Studying Sigma–Core Interactions in Escherichia coli RNA Polymerase by Electrophoretic Shift Assays and Luminescence Resonance Energy Transfer

Abstract

Publisher Summary This chapter aims to describe electrophoretic mobility shift (EMS) assays and fluorescence resonance energy transfer (FRET) for several reasons. EMS assays are fairly simple and quick to perform with the equipment present in most biologically oriented laboratories. At the same time, they give useful initial information about a protein binding to another protein, DNA, or RNA. EMS assays are based on the change of mobility of a protein during polyacrylamide gel electrophoresis (PAGE) on binding to DNA, RNA, or another protein.
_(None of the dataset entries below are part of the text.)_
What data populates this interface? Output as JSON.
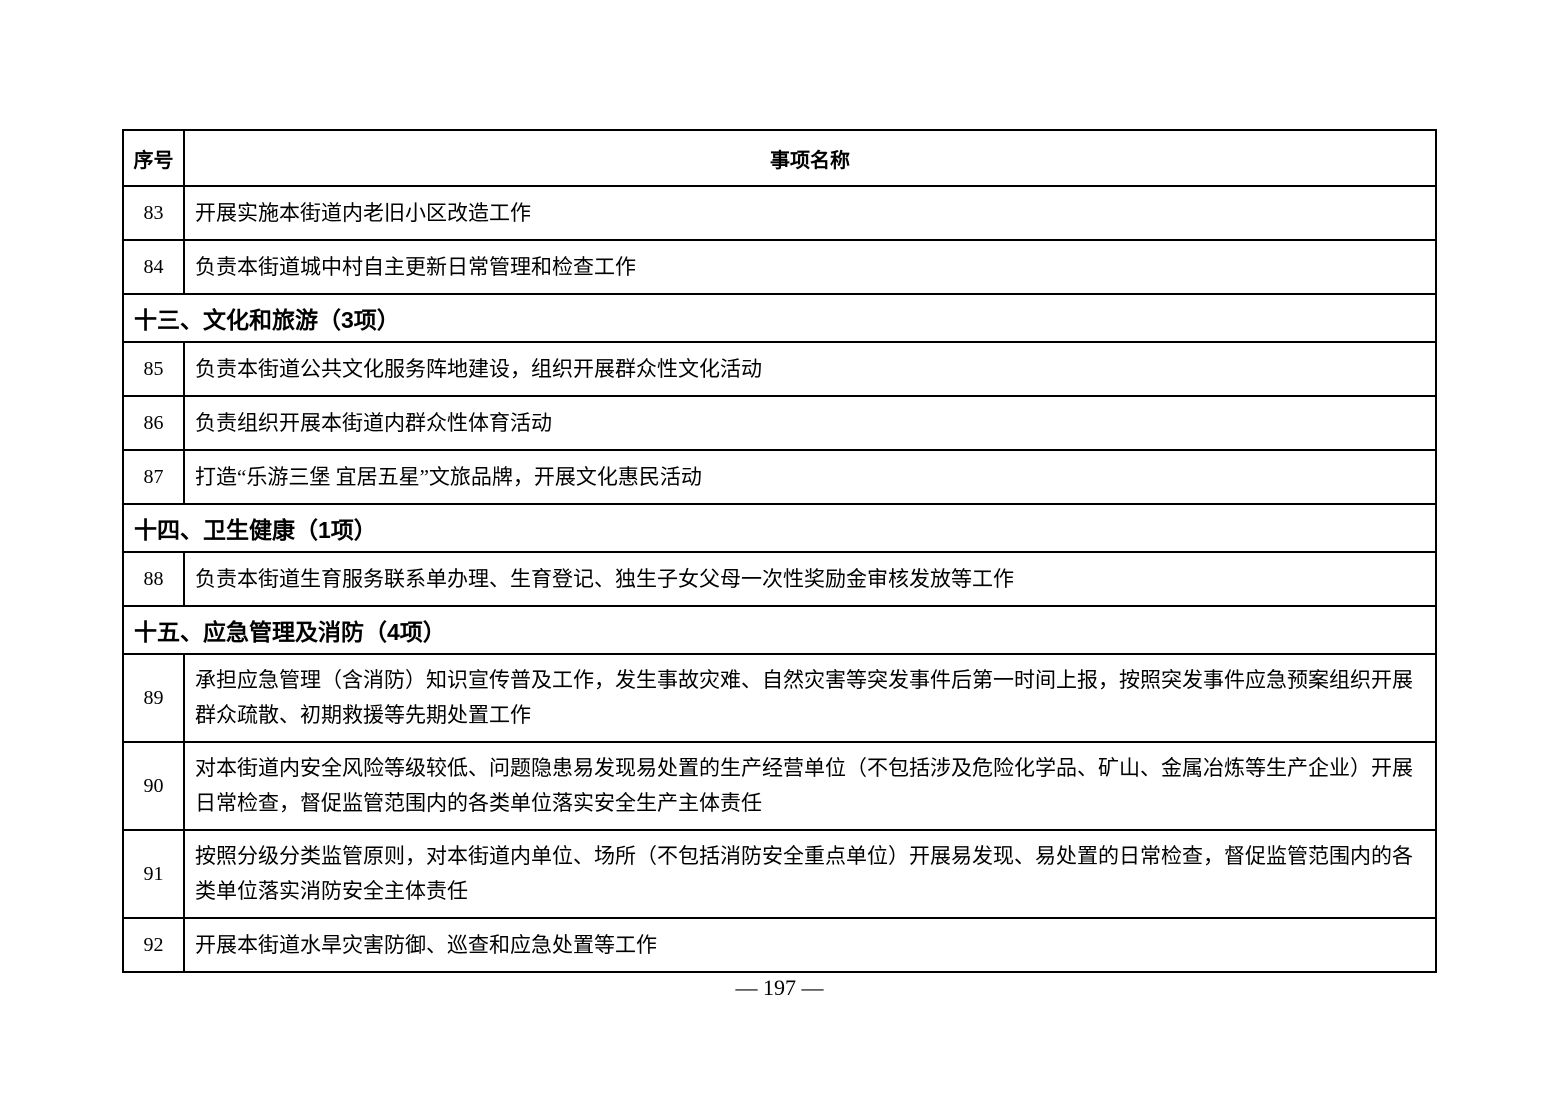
{
  "table": {
    "columns": [
      "序号",
      "事项名称"
    ],
    "rows": [
      {
        "type": "item",
        "num": "83",
        "text": "开展实施本街道内老旧小区改造工作"
      },
      {
        "type": "item",
        "num": "84",
        "text": "负责本街道城中村自主更新日常管理和检查工作"
      },
      {
        "type": "section",
        "text": "十三、文化和旅游（3项）"
      },
      {
        "type": "item",
        "num": "85",
        "text": "负责本街道公共文化服务阵地建设，组织开展群众性文化活动"
      },
      {
        "type": "item",
        "num": "86",
        "text": "负责组织开展本街道内群众性体育活动"
      },
      {
        "type": "item",
        "num": "87",
        "text": "打造“乐游三堡 宜居五星”文旅品牌，开展文化惠民活动"
      },
      {
        "type": "section",
        "text": "十四、卫生健康（1项）"
      },
      {
        "type": "item",
        "num": "88",
        "text": "负责本街道生育服务联系单办理、生育登记、独生子女父母一次性奖励金审核发放等工作"
      },
      {
        "type": "section",
        "text": "十五、应急管理及消防（4项）"
      },
      {
        "type": "item",
        "num": "89",
        "text": "承担应急管理（含消防）知识宣传普及工作，发生事故灾难、自然灾害等突发事件后第一时间上报，按照突发事件应急预案组织开展群众疏散、初期救援等先期处置工作"
      },
      {
        "type": "item",
        "num": "90",
        "text": "对本街道内安全风险等级较低、问题隐患易发现易处置的生产经营单位（不包括涉及危险化学品、矿山、金属冶炼等生产企业）开展日常检查，督促监管范围内的各类单位落实安全生产主体责任"
      },
      {
        "type": "item",
        "num": "91",
        "text": "按照分级分类监管原则，对本街道内单位、场所（不包括消防安全重点单位）开展易发现、易处置的日常检查，督促监管范围内的各类单位落实消防安全主体责任"
      },
      {
        "type": "item",
        "num": "92",
        "text": "开展本街道水旱灾害防御、巡查和应急处置等工作"
      }
    ]
  },
  "footer": {
    "page_number": "— 197 —"
  }
}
Crucial to EMS assays the fact that the procedure involves separating the complex from the unbound binding partner by size and charge differences is discussed. This changes the equilibrium conditions at which initial binding occurs, and thus weak interactions, such as in complexes that have a half-life shorter than the time scale of the separation step, are under-represented, or cannot be detected, as the interaction does not persist throughout the procedure. It focuses on luminescence resonance energy transfer (LRET)-based assays for a homogeneous assay to measure formation of the σ70– β complex. LRET is a recent modification of FRET that uses a lanthanide-based donor fluorophore. The more general term luminescence instead of fluorescence indicates that lanthanide emission is technically not fluorescence.